Smitemouth posted a comment with a link to an article about why people believe weird things and strange conspiracies. I think the article raises some good points, but it reminds me of something I’ve been wondering about.
Before the internet, you couldn’t be as choosy about your friends. Even little social circles of like-minded people were limited by geography, and they were mostly made up of people in your neighborhood, at work, or at school. This forced people into regular contact with all sorts.
If you were in a bowling league, or Boy Scouts, or swim team, or played poker with your neighbors, you were going to run into people with weird ideas. That was just the way it was, and you dealt with it.
“Yeah, Johnny has some weird ideas about the Kennedy assassination, but humor him. We need him on the team.”
That sort of an environment did two things. First, it moderated your craziness, because you had to get along with people who didn’t share your peculiar views, and second, it forced everybody to be more tolerant of crazy views when they did come up.
This is well-covered ground. Everybody knows that the internet allows you to be “friends” with a collection of 25 crazies from anywhere on the planet who share your nutty views about the Nephilim, or whatever.
I’m saying (and this might not be new either) there’s another side to it. By being somewhat forced to make friends and get along with people who are brought together for non-ideological reasons (live in the same neighborhood, go to the same school, work at the same factory, play the same sport), people learn to be tolerant.

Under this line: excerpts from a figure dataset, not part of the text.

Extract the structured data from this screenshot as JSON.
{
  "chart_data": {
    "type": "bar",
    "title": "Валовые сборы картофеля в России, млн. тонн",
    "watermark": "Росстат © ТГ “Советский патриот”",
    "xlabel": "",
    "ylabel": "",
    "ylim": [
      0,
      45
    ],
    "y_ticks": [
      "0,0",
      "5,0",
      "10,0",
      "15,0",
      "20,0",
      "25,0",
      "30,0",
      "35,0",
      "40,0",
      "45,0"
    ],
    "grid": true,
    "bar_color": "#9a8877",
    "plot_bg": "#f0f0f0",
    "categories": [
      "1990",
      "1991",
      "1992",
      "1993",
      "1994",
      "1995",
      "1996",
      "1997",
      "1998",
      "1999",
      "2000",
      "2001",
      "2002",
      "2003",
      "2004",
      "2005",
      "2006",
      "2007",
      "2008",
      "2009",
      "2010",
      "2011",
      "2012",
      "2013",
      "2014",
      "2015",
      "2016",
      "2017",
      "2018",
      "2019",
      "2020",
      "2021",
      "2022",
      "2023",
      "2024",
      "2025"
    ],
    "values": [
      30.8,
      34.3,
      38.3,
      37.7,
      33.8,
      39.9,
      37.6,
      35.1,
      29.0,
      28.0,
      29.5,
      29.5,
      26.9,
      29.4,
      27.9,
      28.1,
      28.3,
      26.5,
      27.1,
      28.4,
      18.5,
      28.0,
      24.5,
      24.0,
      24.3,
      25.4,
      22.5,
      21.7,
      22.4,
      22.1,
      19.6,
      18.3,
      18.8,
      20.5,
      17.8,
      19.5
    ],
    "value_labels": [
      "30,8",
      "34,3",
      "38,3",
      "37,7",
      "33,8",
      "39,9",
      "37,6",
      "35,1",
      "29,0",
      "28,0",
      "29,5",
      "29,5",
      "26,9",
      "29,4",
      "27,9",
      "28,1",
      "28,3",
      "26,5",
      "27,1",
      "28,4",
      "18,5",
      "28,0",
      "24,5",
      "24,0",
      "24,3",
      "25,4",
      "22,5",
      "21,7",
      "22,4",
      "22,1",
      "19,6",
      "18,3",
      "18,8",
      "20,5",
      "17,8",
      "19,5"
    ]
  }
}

If I go on a cruise, and they seat me at a table with ten other people, I’m not going to say outlandish things, and I’m not going to get into it with somebody who does. I’m going to try to get along.
Our problem is not only from the negative impact of the Internet. It’s from the lack of the positive impact that we used to have by being forced to get along with people.
Unfortunately, the internet has spoiled these real-life interactions as well. People are so used to surrounding themselves with like-minded people, and shunning people who transgress the limits, they bring that attitude into real-life situations. They assume everybody else believes what they believe, and when they find a dissenter they are intolerant.
I think there is definitely something to this.